Note 4 - PROVISION FOR TAXES ON INCOME

	The estimated provision for income taxes are based on the statutory
federal and state income tax rates.

Note 5 - LEASES AND OTHER COMMITMENTS

	The Company leases its premises from Ameristar Group Incorporated
("Ameristar"), an affiliated company, for the following annual rent expenses:

(eleven months)	November 1, 1997 thru September 30, 1998	$  41,173
		October 1, 1998 thru September 30, 1999		   46,152
		October 1, 1999 thru September 30, 2000		   47,424
		October 1, 2000 thru September 30, 2001		   48,732
		October 1, 2001 thru December 31, 2001		    7,500
		Total Rent Commitment		                $ 190,981

	As of October 1, 2001, the Company rented space from Ameristar on a
month to month basis at a monthly cost of $2,500, and as of January 1, 2002, on
a rent free basis.

Note 6 - RELATED PARTY TRANSACTIONS

	The Company has received advances of monies for its operating expenses
from Ameristar.
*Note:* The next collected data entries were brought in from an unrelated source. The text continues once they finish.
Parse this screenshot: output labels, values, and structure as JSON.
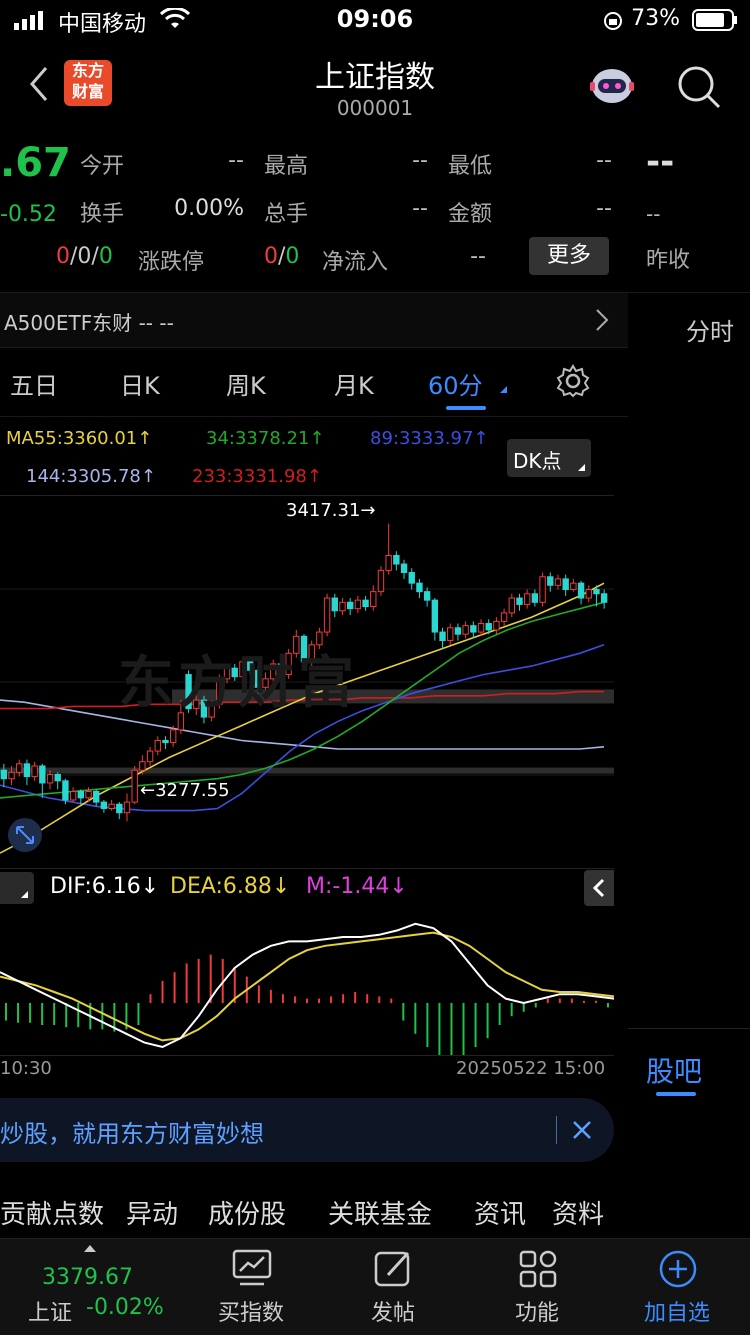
{
  "status_bar": {
    "carrier": "中国移动",
    "time": "09:06",
    "battery": "73%"
  },
  "header": {
    "title": "上证指数",
    "code": "000001",
    "logo_line1": "东方",
    "logo_line2": "财富"
  },
  "quote": {
    "price_partial": ".67",
    "change_partial": "-0.52",
    "open_label": "今开",
    "open_value": "--",
    "high_label": "最高",
    "high_value": "--",
    "low_label": "最低",
    "low_value": "--",
    "turnover_label": "换手",
    "turnover_value": "0.00%",
    "total_label": "总手",
    "total_value": "--",
    "amount_label": "金额",
    "amount_value": "--",
    "updown_a": "0",
    "updown_b": "0",
    "updown_c": "0",
    "updown_label": "涨跌停",
    "limit_a": "0",
    "limit_b": "0",
    "netflow_label": "净流入",
    "netflow_value": "--",
    "more_button": "更多",
    "right_price": "--",
    "right_sub": "--",
    "prev_close_label": "昨收"
  },
  "etf": {
    "label": "A500ETF东财",
    "value1": "--",
    "value2": "--"
  },
  "right_tab": "分时",
  "tabs": [
    "五日",
    "日K",
    "周K",
    "月K",
    "60分"
  ],
  "ma": {
    "ma55": "MA55:3360.01↑",
    "ma34": "34:3378.21↑",
    "ma89": "89:3333.97↑",
    "ma144": "144:3305.78↑",
    "ma233": "233:3331.98↑",
    "dk_button": "DK点"
  },
  "colors": {
    "up": "#f23b3b",
    "down": "#1fc24a",
    "ma55": "#e6d23c",
    "ma34": "#1faa2a",
    "ma89": "#3d4fe0",
    "ma144": "#a8b4e8",
    "ma233": "#d21e1e",
    "accent": "#3b8cff"
  },
  "chart_labels": {
    "high": "3417.31→",
    "low": "←3277.55",
    "watermark": "东方财富"
  },
  "macd": {
    "dif": "DIF:6.16↓",
    "dea": "DEA:6.88↓",
    "m": "M:-1.44↓"
  },
  "xaxis": {
    "left": "10:30",
    "right": "20250522 15:00"
  },
  "banner": {
    "text": "炒股，就用东方财富妙想"
  },
  "guba": "股吧",
  "bottom_tabs": [
    "贡献点数",
    "异动",
    "成份股",
    "关联基金",
    "资讯",
    "资料"
  ],
  "nav": {
    "index_price": "3379.67",
    "index_name": "上证",
    "index_change": "-0.02%",
    "buy": "买指数",
    "post": "发帖",
    "func": "功能",
    "add": "加自选"
  },
  "chart_data": {
    "type": "candlestick",
    "ylim": [
      3255,
      3430
    ],
    "candles": [
      [
        3301,
        3297,
        3304,
        3293
      ],
      [
        3297,
        3300,
        3303,
        3294
      ],
      [
        3300,
        3304,
        3306,
        3298
      ],
      [
        3304,
        3298,
        3306,
        3294
      ],
      [
        3298,
        3303,
        3305,
        3296
      ],
      [
        3303,
        3295,
        3304,
        3288
      ],
      [
        3295,
        3299,
        3301,
        3292
      ],
      [
        3299,
        3296,
        3300,
        3292
      ],
      [
        3296,
        3287,
        3297,
        3285
      ],
      [
        3287,
        3291,
        3293,
        3286
      ],
      [
        3291,
        3288,
        3292,
        3285
      ],
      [
        3288,
        3291,
        3293,
        3286
      ],
      [
        3291,
        3286,
        3292,
        3284
      ],
      [
        3286,
        3283,
        3287,
        3281
      ],
      [
        3283,
        3285,
        3287,
        3282
      ],
      [
        3285,
        3281,
        3286,
        3278
      ],
      [
        3281,
        3286,
        3290,
        3277
      ],
      [
        3286,
        3301,
        3303,
        3285
      ],
      [
        3301,
        3305,
        3308,
        3299
      ],
      [
        3305,
        3310,
        3312,
        3303
      ],
      [
        3310,
        3315,
        3317,
        3308
      ],
      [
        3315,
        3314,
        3317,
        3311
      ],
      [
        3314,
        3320,
        3322,
        3312
      ],
      [
        3320,
        3328,
        3334,
        3318
      ],
      [
        3346,
        3330,
        3348,
        3328
      ],
      [
        3330,
        3334,
        3337,
        3327
      ],
      [
        3334,
        3326,
        3336,
        3323
      ],
      [
        3326,
        3332,
        3334,
        3324
      ],
      [
        3332,
        3344,
        3346,
        3330
      ],
      [
        3344,
        3349,
        3351,
        3342
      ],
      [
        3349,
        3345,
        3351,
        3343
      ],
      [
        3345,
        3352,
        3354,
        3343
      ],
      [
        3352,
        3348,
        3354,
        3346
      ],
      [
        3348,
        3340,
        3350,
        3337
      ],
      [
        3340,
        3344,
        3347,
        3339
      ],
      [
        3344,
        3351,
        3353,
        3342
      ],
      [
        3351,
        3346,
        3353,
        3343
      ],
      [
        3346,
        3356,
        3358,
        3344
      ],
      [
        3356,
        3364,
        3367,
        3354
      ],
      [
        3364,
        3352,
        3365,
        3349
      ],
      [
        3352,
        3360,
        3362,
        3350
      ],
      [
        3360,
        3366,
        3368,
        3358
      ],
      [
        3366,
        3382,
        3384,
        3364
      ],
      [
        3382,
        3376,
        3384,
        3373
      ],
      [
        3376,
        3380,
        3382,
        3374
      ],
      [
        3380,
        3377,
        3382,
        3374
      ],
      [
        3377,
        3381,
        3383,
        3375
      ],
      [
        3381,
        3378,
        3383,
        3376
      ],
      [
        3378,
        3385,
        3388,
        3376
      ],
      [
        3385,
        3395,
        3397,
        3383
      ],
      [
        3395,
        3402,
        3417,
        3393
      ],
      [
        3402,
        3398,
        3404,
        3395
      ],
      [
        3398,
        3394,
        3400,
        3391
      ],
      [
        3394,
        3389,
        3396,
        3386
      ],
      [
        3389,
        3385,
        3391,
        3382
      ],
      [
        3385,
        3381,
        3387,
        3378
      ],
      [
        3381,
        3366,
        3382,
        3362
      ],
      [
        3366,
        3362,
        3368,
        3358
      ],
      [
        3362,
        3368,
        3370,
        3360
      ],
      [
        3368,
        3365,
        3370,
        3362
      ],
      [
        3365,
        3369,
        3371,
        3363
      ],
      [
        3369,
        3366,
        3371,
        3363
      ],
      [
        3366,
        3370,
        3372,
        3364
      ],
      [
        3370,
        3367,
        3372,
        3365
      ],
      [
        3367,
        3371,
        3373,
        3365
      ],
      [
        3371,
        3375,
        3377,
        3369
      ],
      [
        3375,
        3382,
        3384,
        3373
      ],
      [
        3382,
        3379,
        3384,
        3376
      ],
      [
        3379,
        3384,
        3386,
        3377
      ],
      [
        3384,
        3380,
        3386,
        3378
      ],
      [
        3380,
        3392,
        3394,
        3378
      ],
      [
        3392,
        3388,
        3394,
        3385
      ],
      [
        3388,
        3391,
        3393,
        3386
      ],
      [
        3391,
        3386,
        3393,
        3383
      ],
      [
        3386,
        3389,
        3391,
        3385
      ],
      [
        3389,
        3382,
        3390,
        3379
      ],
      [
        3382,
        3386,
        3388,
        3380
      ],
      [
        3386,
        3384,
        3388,
        3378
      ],
      [
        3384,
        3380,
        3386,
        3377
      ]
    ],
    "ma34": [
      3288,
      3289,
      3290,
      3291,
      3292,
      3293,
      3294,
      3295,
      3296,
      3297,
      3299,
      3302,
      3306,
      3311,
      3317,
      3324,
      3332,
      3340,
      3348,
      3356,
      3362,
      3367,
      3371,
      3374,
      3377,
      3380
    ],
    "ma55": [
      3262,
      3268,
      3275,
      3282,
      3289,
      3295,
      3301,
      3307,
      3312,
      3317,
      3322,
      3327,
      3332,
      3337,
      3341,
      3345,
      3349,
      3353,
      3357,
      3361,
      3365,
      3369,
      3373,
      3378,
      3383,
      3389
    ],
    "ma89": [
      3294,
      3291,
      3288,
      3286,
      3284,
      3283,
      3282,
      3282,
      3282,
      3283,
      3290,
      3300,
      3310,
      3318,
      3324,
      3329,
      3333,
      3337,
      3340,
      3343,
      3346,
      3348,
      3350,
      3353,
      3356,
      3360
    ],
    "ma144": [
      3334,
      3333,
      3331,
      3329,
      3327,
      3325,
      3323,
      3321,
      3319,
      3317,
      3315,
      3314,
      3313,
      3312,
      3311,
      3311,
      3311,
      3311,
      3311,
      3311,
      3311,
      3311,
      3311,
      3311,
      3311,
      3312
    ],
    "ma233": [
      3330,
      3330,
      3330,
      3331,
      3331,
      3331,
      3332,
      3332,
      3332,
      3333,
      3333,
      3333,
      3334,
      3334,
      3334,
      3335,
      3335,
      3335,
      3336,
      3336,
      3336,
      3337,
      3337,
      3337,
      3338,
      3338
    ],
    "macd_dif": [
      14,
      10,
      6,
      2,
      -2,
      -6,
      -10,
      -14,
      -18,
      -20,
      -16,
      -6,
      6,
      16,
      22,
      26,
      28,
      28,
      29,
      30,
      30,
      31,
      33,
      36,
      34,
      28,
      18,
      8,
      2,
      0,
      2,
      4,
      4,
      3,
      2
    ],
    "macd_dea": [
      12,
      10,
      8,
      5,
      2,
      -2,
      -6,
      -10,
      -14,
      -17,
      -16,
      -12,
      -6,
      2,
      8,
      14,
      20,
      24,
      26,
      27,
      28,
      29,
      30,
      31,
      32,
      30,
      26,
      20,
      14,
      10,
      6,
      5,
      5,
      4,
      3
    ],
    "macd_hist": [
      -8,
      -9,
      -9,
      -10,
      -10,
      -11,
      -11,
      -12,
      -12,
      -13,
      -12,
      -10,
      4,
      10,
      14,
      18,
      20,
      22,
      20,
      16,
      12,
      8,
      6,
      4,
      3,
      2,
      2,
      3,
      4,
      5,
      4,
      3,
      2,
      -8,
      -14,
      -20,
      -24,
      -26,
      -24,
      -20,
      -16,
      -10,
      -6,
      -4,
      -2,
      2,
      2,
      2,
      1,
      1,
      -2
    ]
  }
}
W3 leased office space from Ameristar on a monthly rental,
commencing on November 1, 1997 for a term of three years and eleven (11) months,
ending on September 30, 2001, and thereafter on a month to month basis. (See
"Note 5 - LEASES AND OTHER COMMITMENTS".)

	The Company has incurred consulting fees of $236,833 to its Executive
Vice President, and $45,000 to Ameristar since the beginning of 1996.  No such
consulting fees were incurred for the period covered by this Report.

	The Company has issued 200,000 shares of Common Stock to two related
privately owned companies in consideration of $.10 per share for consulting
services performed on behalf of the Company.  (See "Note 3 - CAPITALIZATION".)

	On January 7, 1998, the Company issued 315,000 shares of Series B
Convertible Preferred Stock to certain parties who had performed services on
behalf of the Company.  Of that total, 222,000 shares were issued to two related
privately owned companies in consideration of $.25 cents per share.

	On June 22, 1998, the Registrant issued 300,000 shares of its Common
Stock to a company principally owned by a Director of the Registrant in
consideration of $.47 per share for consulting services performed on behalf of
the Registrant.  (See "Note 3 - CAPITALIZATION".)

	On April 1, 1999, the Registrant issued 71,666 of its preferred stock
to a company principally owned by a Director of the Registrant in consideration
of $2.00 per share for consulting services performed on behalf of the
Registrant.  (See "Note 3 - CAPITALIZATION".)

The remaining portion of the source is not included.